THE LAND OF OUR FOREFATHERS.
OR myself, I can truly say that, after my native land, I feel a tenderness and a reverence for that of my fathers. The pride I take in my own country makes me respect that from which we are sprung. The sound of my native language beyond the sea is a music to my ears beyond the richest strains of Tuscan softness or Castilian majesty.
I am not—I need not say I am not—the panegyrist of England. I am not dazzled by her riches nor awed by her power. The sceptre, the mitre and the coronet, stars, garters and ribbons, seem to me poor things for great men to contend for.
But England is the cradle and the refuge of free principles, though often persecuted; the school of religious liberty, the more precious for the struggles through which it has passed; she holds the tombs of those who have reflected honor on all who speak the English tongue; she is the birthplace of our fathers, the home of the Pilgrims; it is these which I love and venerate in England.

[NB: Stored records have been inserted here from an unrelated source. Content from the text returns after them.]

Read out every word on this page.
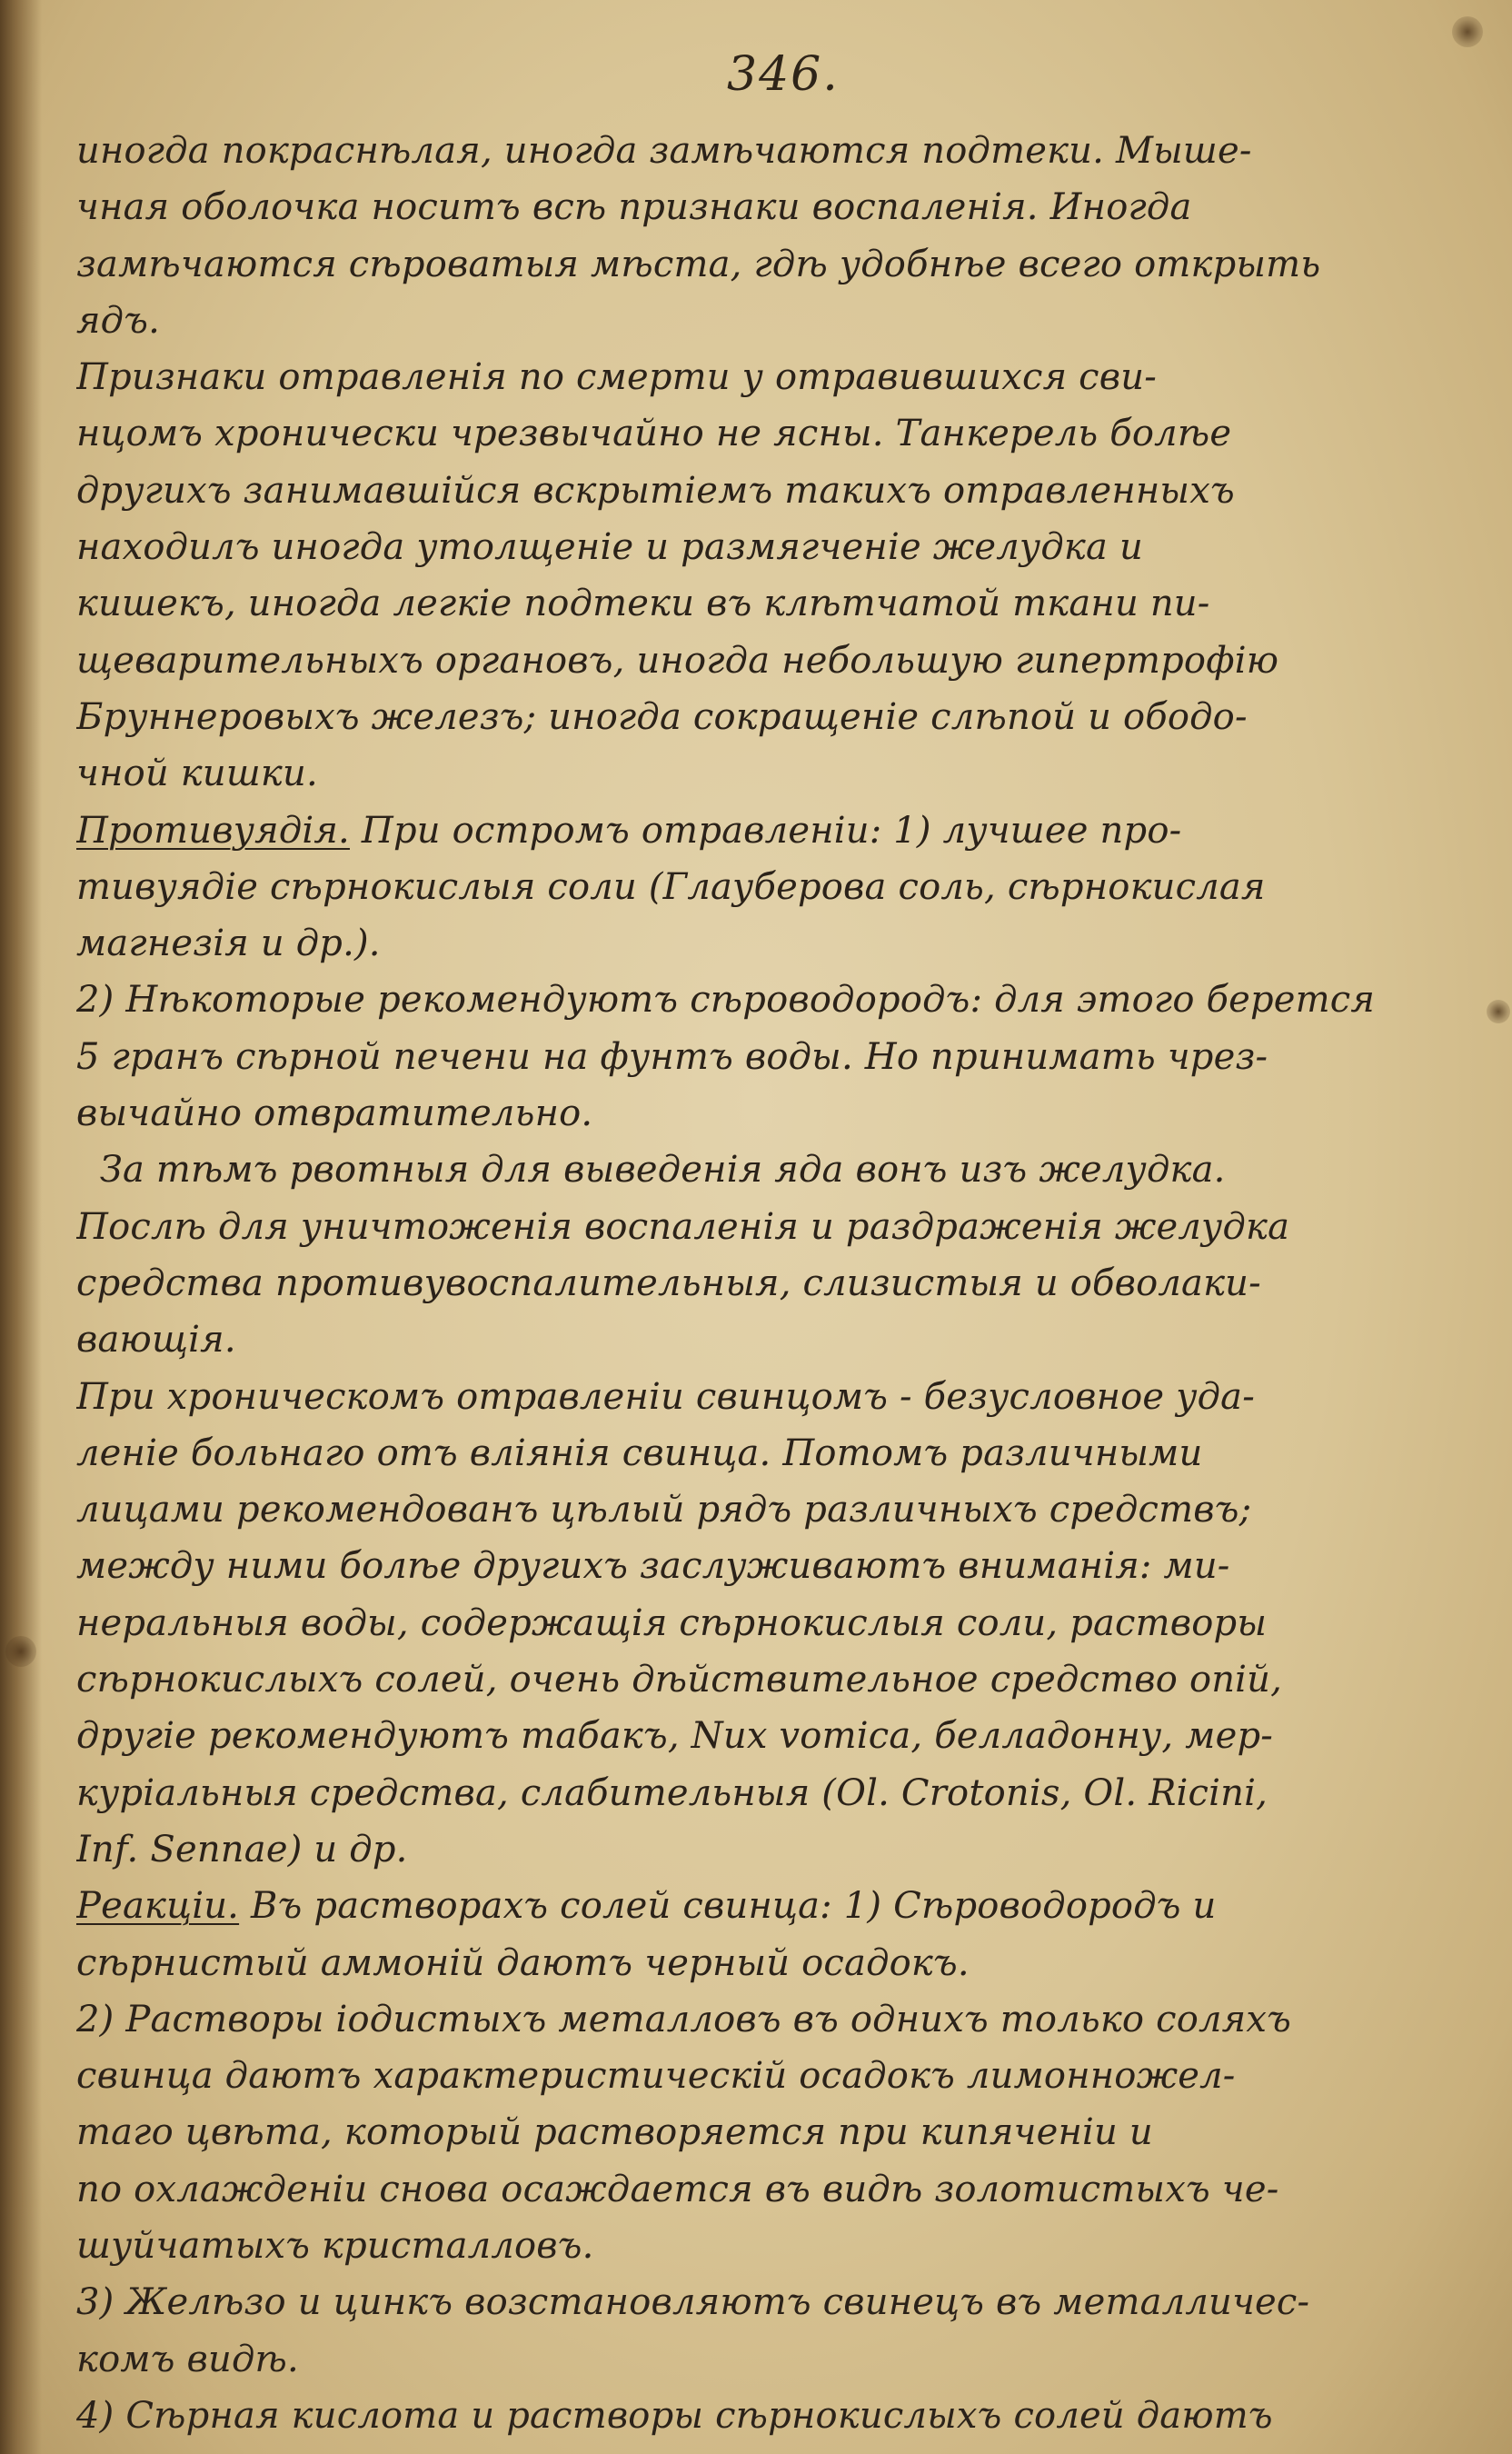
346.
иногда покраснѣлая, иногда замѣчаютcя подтеки. Мыше-
чная оболочка носитъ всѣ признаки воспаленія. Иногда
замѣчаются сѣроватыя мѣста, гдѣ удобнѣе всего открыть
ядъ.
Признаки отравленія по смерти у отравившихся сви-
нцомъ хронически чрезвычайно не ясны. Танкерель болѣе
другихъ занимавшійся вскрытіемъ такихъ отравленныхъ
находилъ иногда утолщеніе и размягченіе желудка и
кишекъ, иногда легкіе подтеки въ клѣтчатой ткани пи-
щеварительныхъ органовъ, иногда небольшую гипертрофію
Бруннеровыхъ железъ; иногда сокращеніе слѣпой и ободо-
чной кишки.
Противуядія. При остромъ отравленіи: 1) лучшее про-
тивуядіе сѣрнокислыя соли (Глауберова соль, сѣрнокислая
магнезія и др.).
2) Нѣкоторые рекомендуютъ сѣроводородъ: для этого берется
5 гранъ сѣрной печени на фунтъ воды. Но принимать чрез-
вычайно отвратительно.
За тѣмъ рвотныя для выведенія яда вонъ изъ желудка.
Послѣ для уничтоженія воспаленія и раздраженія желудка
средства противувоспалительныя, слизистыя и обволаки-
вающія.
При хроническомъ отравленіи свинцомъ - безусловное уда-
леніе больнаго отъ вліянія свинца. Потомъ различными
лицами рекомендованъ цѣлый рядъ различныхъ средствъ;
между ними болѣе другихъ заслуживаютъ вниманія: ми-
неральныя воды, содержащія сѣрнокислыя соли, растворы
сѣрнокислыхъ солей, очень дѣйствительное средство опій,
другіе рекомендуютъ табакъ, Nux vomica, белладонну, мер-
куріальныя средства, слабительныя (Ol. Crotonis, Ol. Ricini,
Inf. Sennae) и др.
Реакціи. Въ растворахъ солей свинца: 1) Сѣроводородъ и
сѣрнистый аммоній даютъ черный осадокъ.
2) Растворы іодистыхъ металловъ въ однихъ только соляхъ
свинца даютъ характеристическій осадокъ лимонножел-
таго цвѣта, который растворяется при кипяченіи и
по охлажденіи снова осаждается въ видѣ золотистыхъ че-
шуйчатыхъ кристалловъ.
3) Желѣзо и цинкъ возстановляютъ свинецъ въ металличес-
комъ видѣ.
4) Сѣрная кислота и растворы сѣрнокислыхъ солей даютъ
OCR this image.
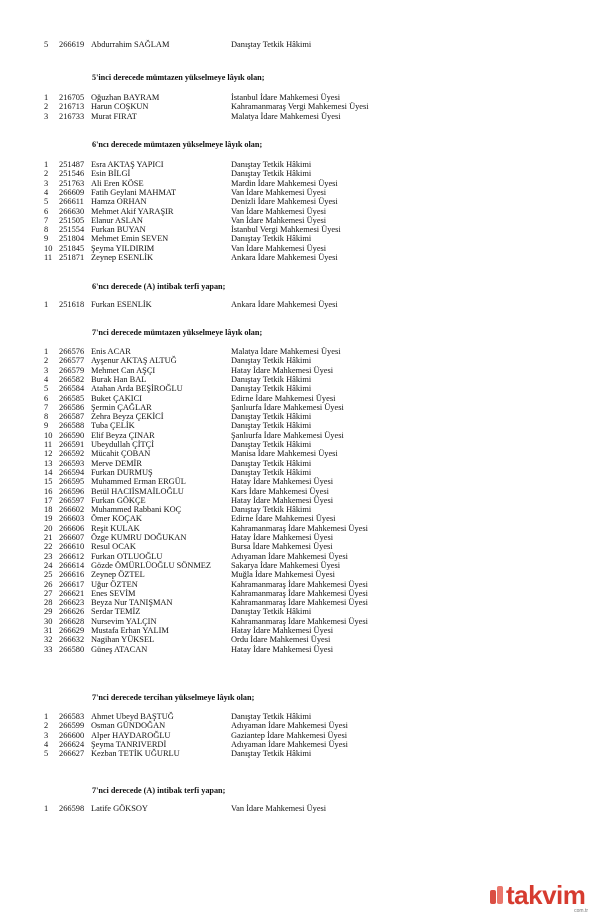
5	266619 Abdurrahim SAĞLAM	Danıştay Tetkik Hâkimi
5'inci derecede mümtazen yükselmeye lâyık olan;
1	216705 Oğuzhan BAYRAM	İstanbul İdare Mahkemesi Üyesi
2	216713 Harun COŞKUN	Kahramanmaraş Vergi Mahkemesi Üyesi
3	216733 Murat FIRAT	Malatya İdare Mahkemesi Üyesi
6'ncı derecede mümtazen yükselmeye lâyık olan;
1	251487 Esra AKTAŞ YAPICI	Danıştay Tetkik Hâkimi
2	251546 Esin BİLGİ	Danıştay Tetkik Hâkimi
3	251763 Ali Eren KÖSE	Mardin İdare Mahkemesi Üyesi
4	266609 Fatih Geylani MAHMAT	Van İdare Mahkemesi Üyesi
5	266611 Hamza ORHAN	Denizli İdare Mahkemesi Üyesi
6	266630 Mehmet Akif YARAŞIR	Van İdare Mahkemesi Üyesi
7	251505 Elanur ASLAN	Van İdare Mahkemesi Üyesi
8	251554 Furkan BUYAN	İstanbul Vergi Mahkemesi Üyesi
9	251804 Mehmet Emin SEVEN	Danıştay Tetkik Hâkimi
10 251845 Şeyma YILDIRIM	Van İdare Mahkemesi Üyesi
11 251871 Zeynep ESENLİK	Ankara İdare Mahkemesi Üyesi
6'ncı derecede (A) intibak terfi yapan;
1	251618 Furkan ESENLİK	Ankara İdare Mahkemesi Üyesi
7'nci derecede mümtazen yükselmeye lâyık olan;
1	266576 Enis ACAR	Malatya İdare Mahkemesi Üyesi
2	266577 Ayşenur AKTAŞ ALTUĞ	Danıştay Tetkik Hâkimi
3	266579 Mehmet Can AŞÇI	Hatay İdare Mahkemesi Üyesi
4	266582 Burak Han BAL	Danıştay Tetkik Hâkimi
5	266584 Atahan Arda BEŞİROĞLU	Danıştay Tetkik Hâkimi
6	266585 Buket ÇAKICI	Edirne İdare Mahkemesi Üyesi
7	266586 Şermin ÇAĞLAR	Şanlıurfa İdare Mahkemesi Üyesi
8	266587 Zehra Beyza ÇEKİCİ	Danıştay Tetkik Hâkimi
9	266588 Tuba ÇELİK	Danıştay Tetkik Hâkimi
10 266590 Elif Beyza ÇINAR	Şanlıurfa İdare Mahkemesi Üyesi
11 266591 Ubeydullah ÇİTÇİ	Danıştay Tetkik Hâkimi
12 266592 Mücahit ÇOBAN	Manisa İdare Mahkemesi Üyesi
13 266593 Merve DEMİR	Danıştay Tetkik Hâkimi
14 266594 Furkan DURMUŞ	Danıştay Tetkik Hâkimi
15 266595 Muhammed Erman ERGÜL	Hatay İdare Mahkemesi Üyesi
16 266596 Betül HACIİSMAİLOĞLU	Kars İdare Mahkemesi Üyesi
17 266597 Furkan GÖKÇE	Hatay İdare Mahkemesi Üyesi
18 266602 Muhammed Rabbani KOÇ	Danıştay Tetkik Hâkimi
19 266603 Ömer KOÇAK	Edirne İdare Mahkemesi Üyesi
20 266606 Reşit KULAK	Kahramanmaraş İdare Mahkemesi Üyesi
21 266607 Özge KUMRU DOĞUKAN	Hatay İdare Mahkemesi Üyesi
22 266610 Resul OCAK	Bursa İdare Mahkemesi Üyesi
23 266612 Furkan OTLUOĞLU	Adıyaman İdare Mahkemesi Üyesi
24 266614 Gözde ÖMÜRLÜOĞLU SÖNMEZ	Sakarya İdare Mahkemesi Üyesi
25 266616 Zeynep ÖZTEL	Muğla İdare Mahkemesi Üyesi
26 266617 Uğur ÖZTEN	Kahramanmaraş İdare Mahkemesi Üyesi
27 266621 Enes SEVİM	Kahramanmaraş İdare Mahkemesi Üyesi
28 266623 Beyza Nur TANIŞMAN	Kahramanmaraş İdare Mahkemesi Üyesi
29 266626 Serdar TEMİZ	Danıştay Tetkik Hâkimi
30 266628 Nursevim YALÇIN	Kahramanmaraş İdare Mahkemesi Üyesi
31 266629 Mustafa Erhan YALIM	Hatay İdare Mahkemesi Üyesi
32 266632 Nagihan YÜKSEL	Ordu İdare Mahkemesi Üyesi
33 266580 Güneş ATACAN	Hatay İdare Mahkemesi Üyesi
7'nci derecede tercihan yükselmeye lâyık olan;
1	266583 Ahmet Ubeyd BAŞTUĞ	Danıştay Tetkik Hâkimi
2	266599 Osman GÜNDOĞAN	Adıyaman İdare Mahkemesi Üyesi
3	266600 Alper HAYDAROĞLU	Gaziantep İdare Mahkemesi Üyesi
4	266624 Şeyma TANRIVERDİ	Adıyaman İdare Mahkemesi Üyesi
5	266627 Kezban TETİK UĞURLU	Danıştay Tetkik Hâkimi
7'nci derecede (A) intibak terfi yapan;
1	266598 Latife GÖKSOY	Van İdare Mahkemesi Üyesi
takvim
com.tr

I should feel ashamed of an enthusiasm for Italy and Greece did I not also feel it for a land like this. In an American it would seem to me degenerate and ungrateful to hang with passion upon the traces of Homer and Virgil, and follow without emotion the nearer and plainer footsteps of Shakespeare and Milton. I should think him cold in love for his native land who felt no melting in his heart for that other native country which holds the ashes of his forefathers.